The Strengthening the Tenth Amendment Through Entrusting States (STATES) Act, also introduced in the last Congress, would exempt individuals and businesses that are working in compliance with a state’s cannabis laws from prosecution under federal law, which still prohibits the selling and use of marijuana.
It would amend the Controlled Substances Act so any business operating in compliance with state cannabis laws is not in violation of the law.
{mosads}Last Congress, the bill was intended to counter the Trump administration’s tougher stance on marijuana use as former Attorney General Jeff Sessions moved to crack down on state efforts to allow recreational use of marijuana.
The National Cannabis Industry Association (NCIA), a cannabis trade association, applauded the bill on Thursday.
“Regulating cannabis is successfully replacing illicit markets with licensed businesses in a growing number of states across the country.
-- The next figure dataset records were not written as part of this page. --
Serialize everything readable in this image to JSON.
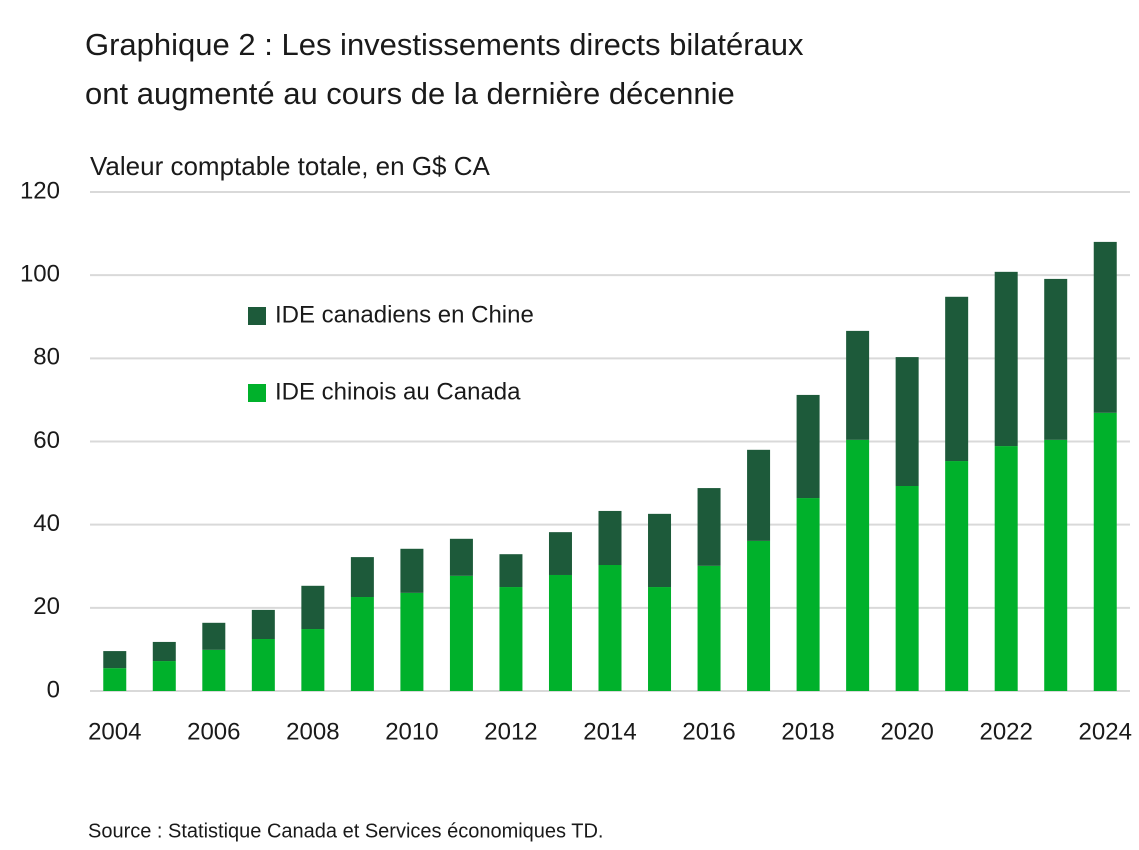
{
  "chart_data": {
    "type": "stacked-bar",
    "title": "Graphique 2 : Les investissements directs bilatéraux",
    "title_line2": "ont augmenté au cours de la dernière décennie",
    "subtitle": "Valeur comptable totale, en G$ CA",
    "source": "Source : Statistique Canada et Services économiques TD.",
    "categories": [
      "2004",
      null,
      "2006",
      null,
      "2008",
      null,
      "2010",
      null,
      "2012",
      null,
      "2014",
      null,
      "2016",
      null,
      "2018",
      null,
      "2020",
      null,
      "2022",
      null,
      "2024"
    ],
    "series": [
      {
        "name": "IDE canadiens en Chine",
        "color": "#1d5a3a",
        "values": [
          4.1,
          4.6,
          6.5,
          7.0,
          10.4,
          9.6,
          10.6,
          8.9,
          7.9,
          10.3,
          13.0,
          17.6,
          18.7,
          21.9,
          24.8,
          26.2,
          31.0,
          39.5,
          41.9,
          38.7,
          41.1
        ]
      },
      {
        "name": "IDE chinois au Canada",
        "color": "#00b12b",
        "values": [
          5.5,
          7.2,
          9.9,
          12.5,
          14.9,
          22.6,
          23.6,
          27.7,
          25.0,
          27.9,
          30.3,
          25.0,
          30.1,
          36.1,
          46.4,
          60.4,
          49.3,
          55.3,
          58.9,
          60.4,
          66.9
        ]
      }
    ],
    "ylim": [
      0,
      120
    ],
    "yticks": [
      0,
      20,
      40,
      60,
      80,
      100,
      120
    ],
    "grid": true,
    "legend": "top-left"
  }
}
This legislation will simply allow those state regulatory programs to succeed without federal interference,” Aaron Smith, executive director of NCIA, said in a press release.
The Cannabis Trade Federation (CTF), a nonprofit to educate and advocate for cannabis in public policy, hired 15 lobbyists to push the STATES Act in January.
“The STATES Act, it’s a bipartisan bill that the president has said he will sign into law,” CTF CEO Neal Levine told The Hill. “So it’s the one piece of legislation from our intel that we think we have a legitimate chance to pass into law that would fundamentally address all of the major issues that the cannabis industry faces today.”
Recreational marijuana is legal in 10 states and the District of Columbia, while the use of medical marijuana legal is legal in 33 states.
Last week, the House Financial Services Committee approved bipartisan legislation that would allow banks to work with marijuana businesses that are legal under state law.